Flörsheim: "Entschuldigung wäre anständig gewesen"

Ex-RMD-Chef Gerd Mehler: Aufsichtsratsvorsitzende Overdick verursachte selbst einen Millionen-Euro-Schaden.

Wicker/Hofheim -Das Klageverfahren der Rhein-Main-Deponie Gesellschaft (RMD) mbH gegen ihre frühere Geschäftsführung wegen angeblicher Pflichtverletzung und damit verbundener Schadenersatzansprüche ist bekanntlich vom Landgericht Wiesbaden abgewiesen worden.

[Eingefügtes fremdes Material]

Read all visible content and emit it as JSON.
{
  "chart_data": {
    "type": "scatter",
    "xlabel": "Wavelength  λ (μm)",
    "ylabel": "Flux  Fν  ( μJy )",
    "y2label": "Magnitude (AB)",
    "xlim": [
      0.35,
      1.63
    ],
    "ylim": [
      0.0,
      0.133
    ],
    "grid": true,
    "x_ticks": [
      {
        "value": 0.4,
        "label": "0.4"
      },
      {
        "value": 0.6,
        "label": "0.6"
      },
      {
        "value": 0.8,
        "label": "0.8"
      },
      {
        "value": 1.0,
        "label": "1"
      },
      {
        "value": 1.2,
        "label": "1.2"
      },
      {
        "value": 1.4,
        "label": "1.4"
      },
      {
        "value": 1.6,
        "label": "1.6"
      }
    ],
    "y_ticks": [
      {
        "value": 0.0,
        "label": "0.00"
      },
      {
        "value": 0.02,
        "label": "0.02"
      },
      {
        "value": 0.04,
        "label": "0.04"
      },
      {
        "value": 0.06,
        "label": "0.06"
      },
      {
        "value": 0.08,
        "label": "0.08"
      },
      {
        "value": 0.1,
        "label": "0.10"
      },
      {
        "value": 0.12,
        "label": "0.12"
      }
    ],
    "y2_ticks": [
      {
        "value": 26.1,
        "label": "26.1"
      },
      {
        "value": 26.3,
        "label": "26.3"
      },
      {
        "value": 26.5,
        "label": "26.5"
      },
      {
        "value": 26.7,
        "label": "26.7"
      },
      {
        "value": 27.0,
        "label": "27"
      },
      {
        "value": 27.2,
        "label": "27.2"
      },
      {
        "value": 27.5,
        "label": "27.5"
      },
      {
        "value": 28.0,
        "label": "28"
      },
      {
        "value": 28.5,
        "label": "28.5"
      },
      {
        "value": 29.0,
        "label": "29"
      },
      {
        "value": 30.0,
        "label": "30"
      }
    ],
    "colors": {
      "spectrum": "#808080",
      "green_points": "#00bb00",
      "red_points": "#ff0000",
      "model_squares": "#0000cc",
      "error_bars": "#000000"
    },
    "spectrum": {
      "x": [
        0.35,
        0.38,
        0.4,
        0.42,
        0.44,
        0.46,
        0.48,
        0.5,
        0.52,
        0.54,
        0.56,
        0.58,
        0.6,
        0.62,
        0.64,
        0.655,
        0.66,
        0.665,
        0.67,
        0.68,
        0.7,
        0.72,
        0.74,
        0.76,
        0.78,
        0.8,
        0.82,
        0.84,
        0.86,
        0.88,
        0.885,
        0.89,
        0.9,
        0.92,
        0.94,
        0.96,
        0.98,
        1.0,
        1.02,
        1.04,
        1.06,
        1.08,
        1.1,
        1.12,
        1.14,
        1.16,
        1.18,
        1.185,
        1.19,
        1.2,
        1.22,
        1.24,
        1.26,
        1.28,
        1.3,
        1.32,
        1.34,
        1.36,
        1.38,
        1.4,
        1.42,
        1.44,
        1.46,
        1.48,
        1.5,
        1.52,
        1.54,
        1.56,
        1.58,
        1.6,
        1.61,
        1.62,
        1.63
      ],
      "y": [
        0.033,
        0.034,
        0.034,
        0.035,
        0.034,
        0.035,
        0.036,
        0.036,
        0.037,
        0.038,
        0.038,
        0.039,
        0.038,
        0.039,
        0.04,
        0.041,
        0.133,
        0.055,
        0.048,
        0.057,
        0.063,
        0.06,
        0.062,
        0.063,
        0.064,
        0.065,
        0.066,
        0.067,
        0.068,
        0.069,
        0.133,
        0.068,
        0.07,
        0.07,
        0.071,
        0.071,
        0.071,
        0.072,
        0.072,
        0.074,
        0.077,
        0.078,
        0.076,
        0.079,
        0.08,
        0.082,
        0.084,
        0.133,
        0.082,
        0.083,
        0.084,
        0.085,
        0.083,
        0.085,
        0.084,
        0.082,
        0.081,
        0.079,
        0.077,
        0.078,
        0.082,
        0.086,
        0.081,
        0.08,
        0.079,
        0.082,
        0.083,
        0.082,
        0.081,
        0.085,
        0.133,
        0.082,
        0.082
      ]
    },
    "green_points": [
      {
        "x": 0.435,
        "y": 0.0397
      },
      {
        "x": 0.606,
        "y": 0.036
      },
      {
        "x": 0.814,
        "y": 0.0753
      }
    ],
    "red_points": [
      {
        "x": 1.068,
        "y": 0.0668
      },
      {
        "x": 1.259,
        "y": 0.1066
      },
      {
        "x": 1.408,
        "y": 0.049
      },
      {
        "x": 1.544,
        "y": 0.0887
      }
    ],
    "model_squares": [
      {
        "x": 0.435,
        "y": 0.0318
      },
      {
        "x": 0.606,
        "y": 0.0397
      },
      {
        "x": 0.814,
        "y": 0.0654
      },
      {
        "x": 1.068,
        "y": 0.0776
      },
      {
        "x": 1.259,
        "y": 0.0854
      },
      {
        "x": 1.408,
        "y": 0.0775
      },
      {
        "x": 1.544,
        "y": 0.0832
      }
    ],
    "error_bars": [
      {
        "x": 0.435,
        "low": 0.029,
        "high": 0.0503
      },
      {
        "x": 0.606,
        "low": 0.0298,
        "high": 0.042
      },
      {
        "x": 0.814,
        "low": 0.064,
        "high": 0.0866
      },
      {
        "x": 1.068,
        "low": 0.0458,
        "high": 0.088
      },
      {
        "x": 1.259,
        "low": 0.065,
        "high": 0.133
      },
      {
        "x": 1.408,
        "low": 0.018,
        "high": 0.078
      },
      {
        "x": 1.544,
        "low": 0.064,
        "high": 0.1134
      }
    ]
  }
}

Die RMD-Aufsichtsratsvorsitzende und Kreisbeigeordnete Madlen Overdick (Grüne) hatte erklärt, dass aus Kostengründen auf eine Revision verzichtet werde, aber trotzdem von der Ex-Geschäftsführung ein Schaden in Höhe von mindestens 1 Million Euro zu verantworten sei. Dazu hat jetzt der frühere RMD-Geschäftsführer Gerd Mehler Stellung genommen.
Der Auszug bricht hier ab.